California’s legislature approved minimum wage increase according to The Los Angeles Times. The current minimum wage in California is $10 per hour, and will increase to $15 per hour over the next six years, which is the highest statewide wage. According to the plan, by Jan. 1, 2017, the minimum wage per hour will be increased to $10.50. After that increase, the minimum wage will increase annually by $1 per hour. By 2022, the minimum wage in California would be $15. According to Los Angeles’ ABC affiliate, Jerry Newman, a professor at the University at Buffalo’s School of Management said, “the most important thing is that California is doing this over a six-year period, that is the smart move.” The plan also states that businesses with fewer than 26 employees have an additional year to comply and if there is an economic downturn, the annual increase of $1 per hour could be pushed back another year.
The Los Angeles Times reported that economists have estimated the measure would increase the pay of about 5.6 million workers across the state. These are the workers that work at the minimum wage. “Workers are struggling,” said California state Senator Mark Leno. “2.2 million Californians are currently earning minimum wage, and they are struggling in poverty because it is a sub-poverty wage.” Many experts hope that this would help alleviate poverty.

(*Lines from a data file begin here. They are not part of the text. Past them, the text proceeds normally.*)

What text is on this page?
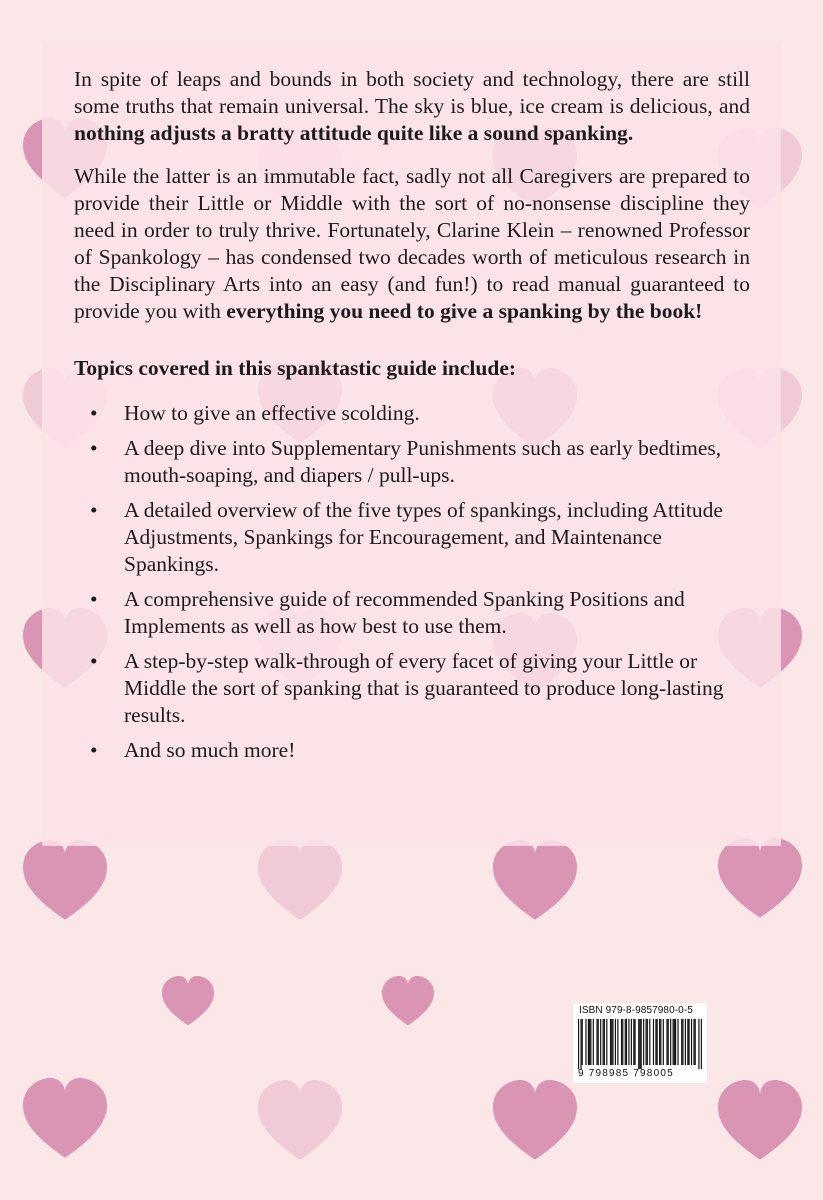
In spite of leaps and bounds in both society and technology, there are still some truths that remain universal. The sky is blue, ice cream is delicious, and nothing adjusts a bratty attitude quite like a sound spanking.

While the latter is an immutable fact, sadly not all Caregivers are prepared to provide their Little or Middle with the sort of no-nonsense discipline they need in order to truly thrive. Fortunately, Clarine Klein – renowned Professor of Spankology – has condensed two decades worth of meticulous research in the Disciplinary Arts into an easy (and fun!) to read manual guaranteed to provide you with everything you need to give a spanking by the book!

Topics covered in this spanktastic guide include:
• How to give an effective scolding.
• A deep dive into Supplementary Punishments such as early bedtimes, mouth-soaping, and diapers / pull-ups.
• A detailed overview of the five types of spankings, including Attitude Adjustments, Spankings for Encouragement, and Maintenance Spankings.
• A comprehensive guide of recommended Spanking Positions and Implements as well as how best to use them.
• A step-by-step walk-through of every facet of giving your Little or Middle the sort of spanking that is guaranteed to produce long-lasting results.
• And so much more!
ISBN 979-8-9857980-0-5
9 798985 798005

This does not mean that raising minimum does not have its downside, according to some experts. Increasing the minimum wage would place pressure on small businesses and governmental budget. The Los Angeles Times reports from the California Department of Finance that by 2023 there would be an increase of $3.6 billion annually on the state budget due to the wage increase.
Some economists are also concerned that the increase in minimum wage would cost jobs in the market because businesses are unwilling to hire employees. According to economic consultant Christopher Thornberg, founding partner at Beacon Economics, employers might decide to cut positions that are low-income. Arindrajit Dube, associate professor of economics at University of Massachusetts Amherst, said “The risk of course is that when you raise wages sufficiently higher, you slow down hiring… When you go big, both the rewards and the risks are bigger.”
Steve Kaplan, a professor at the University of Chicago Booth School of Business, told ABC News, “The big challenge today is we have technology that’s replacing people. With that headwind of technology, the worst thing to do is to make jobs more expensive. Technology is already taking jobs. What you ought to do is make it easier to hire people.”
However, California Governor Jerry Brown is optimistic and says in a news conference in Sacramento, “I’m hoping that what happens in California will not just stay in California but will be exported to the rest of the country.”
Editor’s Note: Information from The Los Angeles Times, NBC News, ABC7 and Reuters was used in this report.